I've only seen Black Vultures twice, and both times a handful of them were with large numbers of Turkey Vultures near Cold Spring Park in Woonsocket, RI. The park borders the Blackstone River and is about a half mile from the Massachusetts border. I'm not sure what attracts all the vultures to this particular spot, but I'm sure they have their reasons. During both of my visits, vultures were both soaring overhead and perched on large buildings to the north.

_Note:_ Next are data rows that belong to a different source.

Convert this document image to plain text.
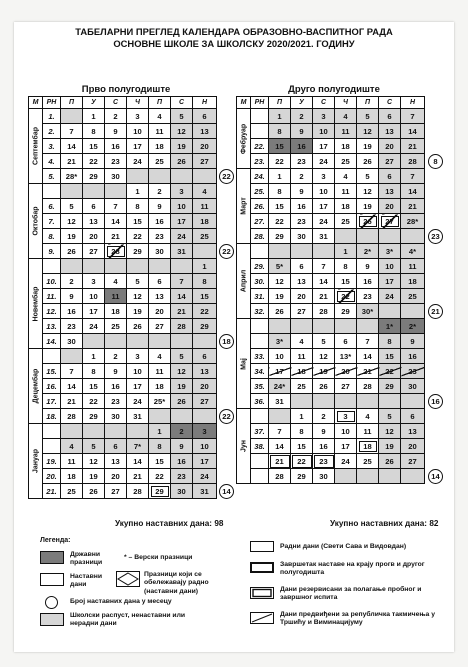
ТАБЕЛАРНИ ПРЕГЛЕД КАЛЕНДАРА ОБРАЗОВНО-ВАСПИТНОГ РАДА
ОСНОВНЕ ШКОЛЕ ЗА ШКОЛСКУ 2020/2021. ГОДИНУ
Прво полугодиште	Друго полугодиште
М	РН	П	У	С	Ч	П	С	Н

Септембар	1.		1	2	3	4	5	6
	2.	7	8	9	10	11	12	13
	3.	14	15	16	17	18	19	20
	4.	21	22	23	24	25	26	27
	5.	28*	29	30				

Октобар					1	2	3	4
	6.	5	6	7	8	9	10	11
	7.	12	13	14	15	16	17	18
	8.	19	20	21	22	23	24	25
	9.	26	27	28	29	30	31	

Новембар								1
	10.	2	3	4	5	6	7	8
	11.	9	10	11	12	13	14	15
	12.	16	17	18	19	20	21	22
	13.	23	24	25	26	27	28	29
	14.	30						

Децембар			1	2	3	4	5	6
	15.	7	8	9	10	11	12	13
	16.	14	15	16	17	18	19	20
	17.	21	22	23	24	25*	26	27
	18.	28	29	30	31			

Јануар						1	2	3
		4	5	6	7*	8	9	10
	19.	11	12	13	14	15	16	17
	20.	18	19	20	21	22	23	24
	21.	25	26	27	28	29	30	31
М	РН	П	У	С	Ч	П	С	Н

Фебруар		1	2	3	4	5	6	7
		8	9	10	11	12	13	14
	22.	15	16	17	18	19	20	21
	23.	22	23	24	25	26	27	28

Март	24.	1	2	3	4	5	6	7
	25.	8	9	10	11	12	13	14
	26.	15	16	17	18	19	20	21
	27.	22	23	24	25	26	27	28*
	28.	29	30	31				

Април					1	2*	3*	4*
	29.	5*	6	7	8	9	10	11
	30.	12	13	14	15	16	17	18
	31.	19	20	21	22	23	24	25
	32.	26	27	28	29	30*		

Мај							1*	2*
		3*	4	5	6	7	8	9
	33.	10	11	12	13*	14	15	16
	34.	17	18	19	20	21	22	23
	35.	24*	25	26	27	28	29	30
	36.	31						

Јун			1	2	3	4	5	6
	37.	7	8	9	10	11	12	13
	38.	14	15	16	17	18	19	20
		21	22	23	24	25	26	27
		28	29	30				
Укупно наставних дана: 98	Укупно наставних дана: 82
Легенда:
Државни празници
* – Верски празници
Наставни дани
Празници који се обележавају радно (наставни дани)
Број наставних дана у месецу
Школски распуст, ненаставни или нерадни дани
Радни дани (Свети Сава и Видовдан)
Завршетак наставе на крају прогв и другог полугодишта
Дани резервисани за полагање пробног и завршног испита
Дани предвиђени за републичка такмичења у Тршићу и Виминацијуму
22
22
18
22
14
8
23
21
16
14
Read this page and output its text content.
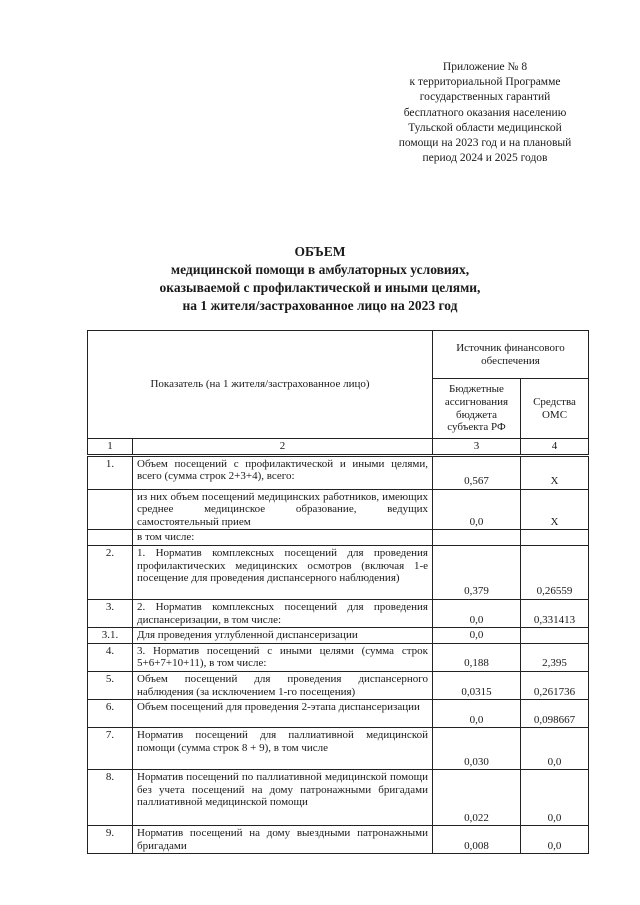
Приложение № 8
к территориальной Программе
государственных гарантий
бесплатного оказания населению
Тульской области медицинской
помощи на 2023 год и на плановый
период 2024 и 2025 годов
ОБЪЕМ
медицинской помощи в амбулаторных условиях,
оказываемой с профилактической и иными целями,
на 1 жителя/застрахованное лицо на 2023 год
Показатель (на 1 жителя/застрахованное лицо)		Источник финансового обеспечения	
		Бюджетные ассигнования бюджета субъекта РФ	Средства ОМС
1	2	3	4
1.	Объем посещений с профилактической и иными целями, всего (сумма строк 2+3+4), всего:	0,567	Х
	из них объем посещений медицинских работников, имеющих среднее медицинское образование, ведущих самостоятельный прием	0,0	Х
	в том числе:		
2.	1. Норматив комплексных посещений для проведения профилактических медицинских осмотров (включая 1-е посещение для проведения диспансерного наблюдения)	0,379	0,26559
3.	2. Норматив комплексных посещений для проведения диспансеризации, в том числе:	0,0	0,331413
3.1.	Для проведения углубленной диспансеризации	0,0	
4.	3. Норматив посещений с иными целями (сумма строк 5+6+7+10+11), в том числе:	0,188	2,395
5.	Объем посещений для проведения диспансерного наблюдения (за исключением 1-го посещения)	0,0315	0,261736
6.	Объем посещений для проведения 2-этапа диспансеризации	0,0	0,098667
7.	Норматив посещений для паллиативной медицинской помощи (сумма строк 8 + 9), в том числе	0,030	0,0
8.	Норматив посещений по паллиативной медицинской помощи без учета посещений на дому патронажными бригадами паллиативной медицинской помощи	0,022	0,0
9.	Норматив посещений на дому выездными патронажными бригадами	0,008	0,0
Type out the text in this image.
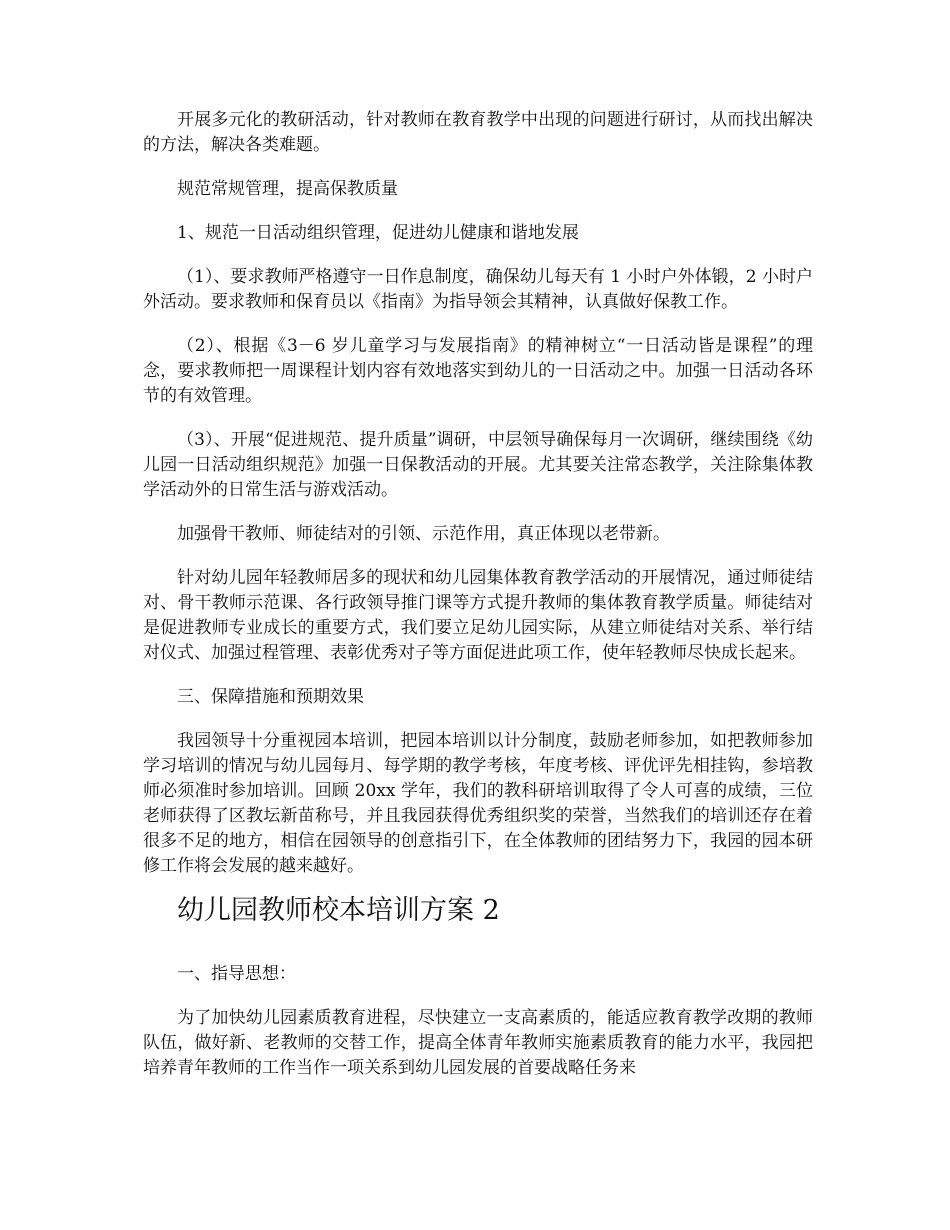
开展多元化的教研活动，针对教师在教育教学中出现的问题进行研讨，从而找出解决的方法，解决各类难题。

规范常规管理，提高保教质量

1、规范一日活动组织管理，促进幼儿健康和谐地发展

（1）、要求教师严格遵守一日作息制度，确保幼儿每天有 1 小时户外体锻，2 小时户外活动。要求教师和保育员以《指南》为指导领会其精神，认真做好保教工作。

（2）、根据《3－6 岁儿童学习与发展指南》的精神树立“一日活动皆是课程”的理念，要求教师把一周课程计划内容有效地落实到幼儿的一日活动之中。加强一日活动各环节的有效管理。

（3）、开展“促进规范、提升质量”调研，中层领导确保每月一次调研，继续围绕《幼儿园一日活动组织规范》加强一日保教活动的开展。尤其要关注常态教学，关注除集体教学活动外的日常生活与游戏活动。

加强骨干教师、师徒结对的引领、示范作用，真正体现以老带新。

针对幼儿园年轻教师居多的现状和幼儿园集体教育教学活动的开展情况，通过师徒结对、骨干教师示范课、各行政领导推门课等方式提升教师的集体教育教学质量。师徒结对是促进教师专业成长的重要方式，我们要立足幼儿园实际，从建立师徒结对关系、举行结对仪式、加强过程管理、表彰优秀对子等方面促进此项工作，使年轻教师尽快成长起来。

三、保障措施和预期效果

我园领导十分重视园本培训，把园本培训以计分制度，鼓励老师参加，如把教师参加学习培训的情况与幼儿园每月、每学期的教学考核，年度考核、评优评先相挂钩，参培教师必须准时参加培训。回顾 20xx 学年，我们的教科研培训取得了令人可喜的成绩，三位老师获得了区教坛新苗称号，并且我园获得优秀组织奖的荣誉，当然我们的培训还存在着很多不足的地方，相信在园领导的创意指引下，在全体教师的团结努力下，我园的园本研修工作将会发展的越来越好。

幼儿园教师校本培训方案 2

一、指导思想：

为了加快幼儿园素质教育进程，尽快建立一支高素质的，能适应教育教学改期的教师队伍，做好新、老教师的交替工作，提高全体青年教师实施素质教育的能力水平，我园把培养青年教师的工作当作一项关系到幼儿园发展的首要战略任务来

Turkey Vultures (bird code: TUVU) are usually easy to spot. They are large, dark birds found soaring up high, often flapping very infrequently. Depending on the lighting, the trailing edge of their wings appear noticeably pale (note: the photo doesn't show this). They hold their wings at an angle and tend to rock in flight as if trying to maintain balance. Spend a few minutes watching one and you'll see what I mean. Turkey Vultures occur throughout New England where among raptors only Bald Eagles are larger.

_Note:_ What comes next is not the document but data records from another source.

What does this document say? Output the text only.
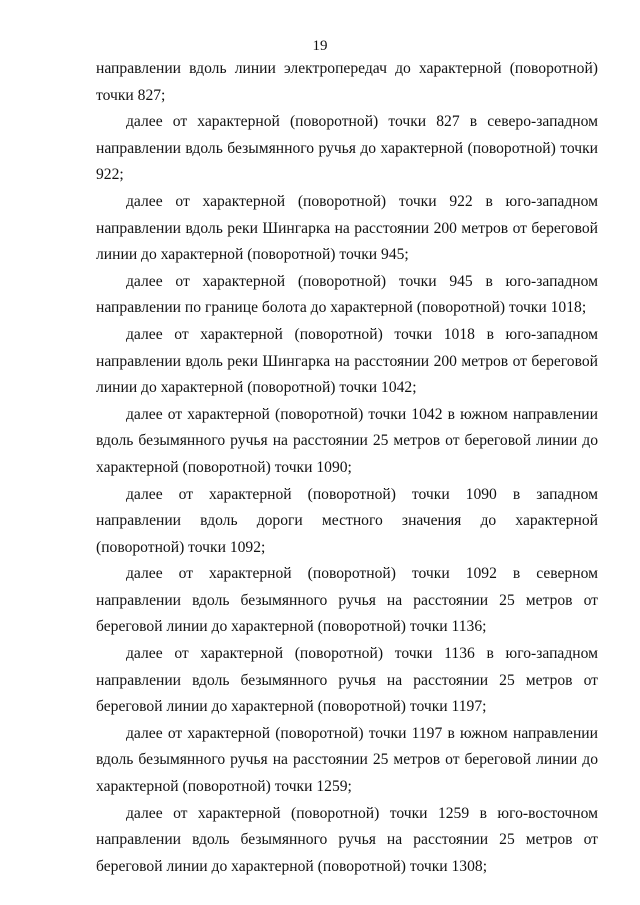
19

направлении вдоль линии электропередач до характерной (поворотной) точки 827;

далее от характерной (поворотной) точки 827 в северо-западном направлении вдоль безымянного ручья до характерной (поворотной) точки 922;

далее от характерной (поворотной) точки 922 в юго-западном направлении вдоль реки Шингарка на расстоянии 200 метров от береговой линии до характерной (поворотной) точки 945;

далее от характерной (поворотной) точки 945 в юго-западном направлении по границе болота до характерной (поворотной) точки 1018;

далее от характерной (поворотной) точки 1018 в юго-западном направлении вдоль реки Шингарка на расстоянии 200 метров от береговой линии до характерной (поворотной) точки 1042;

далее от характерной (поворотной) точки 1042 в южном направлении вдоль безымянного ручья на расстоянии 25 метров от береговой линии до характерной (поворотной) точки 1090;

далее от характерной (поворотной) точки 1090 в западном направлении вдоль дороги местного значения до характерной (поворотной) точки 1092;

далее от характерной (поворотной) точки 1092 в северном направлении вдоль безымянного ручья на расстоянии 25 метров от береговой линии до характерной (поворотной) точки 1136;

далее от характерной (поворотной) точки 1136 в юго-западном направлении вдоль безымянного ручья на расстоянии 25 метров от береговой линии до характерной (поворотной) точки 1197;

далее от характерной (поворотной) точки 1197 в южном направлении вдоль безымянного ручья на расстоянии 25 метров от береговой линии до характерной (поворотной) точки 1259;

далее от характерной (поворотной) точки 1259 в юго-восточном направлении вдоль безымянного ручья на расстоянии 25 метров от береговой линии до характерной (поворотной) точки 1308;
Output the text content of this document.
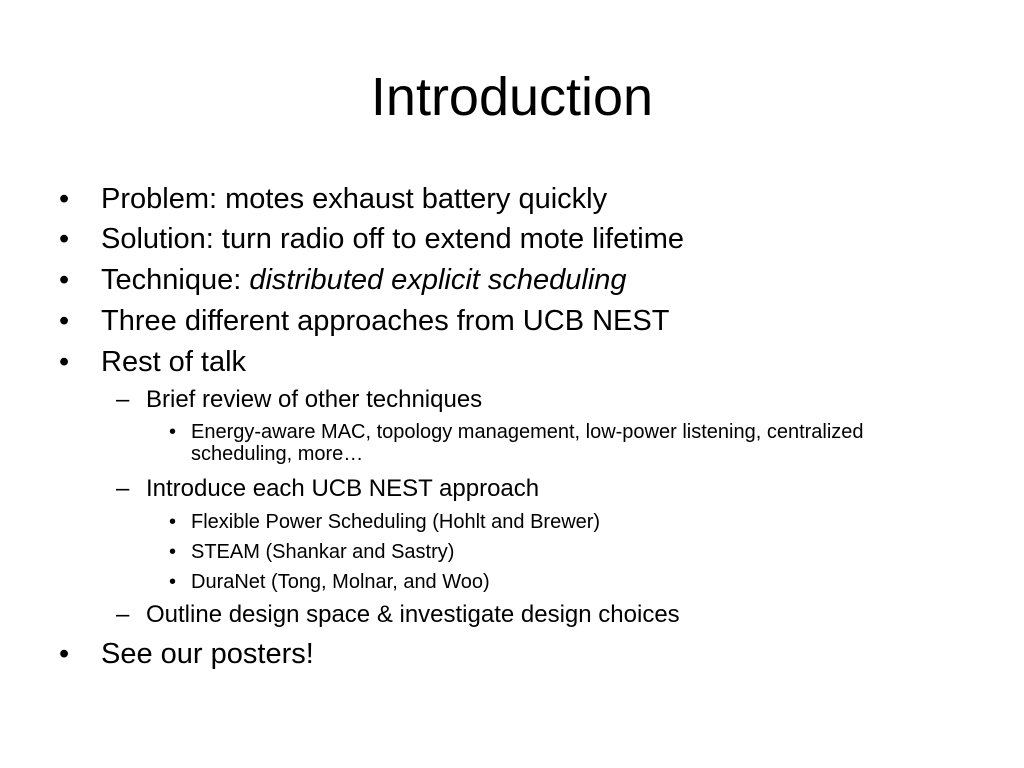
Introduction
• Problem: motes exhaust battery quickly
• Solution: turn radio off to extend mote lifetime
• Technique: distributed explicit scheduling
• Three different approaches from UCB NEST
• Rest of talk
– Brief review of other techniques
• Energy-aware MAC, topology management, low-power listening, centralized scheduling, more…
– Introduce each UCB NEST approach
• Flexible Power Scheduling (Hohlt and Brewer)
• STEAM (Shankar and Sastry)
• DuraNet (Tong, Molnar, and Woo)
– Outline design space & investigate design choices
• See our posters!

Black Vultures (bird code: BLVU) are similarly large, though not as large as Turkey Vultures. In the air, they are distinguished by their stubbier tails, shorter wings, and more frequent flapping. Their wings are also two-toned, but pale only near the wing tips (note: the photo doesn't show this). They are possible in all the New England states, but are quite rare north of Massachusetts.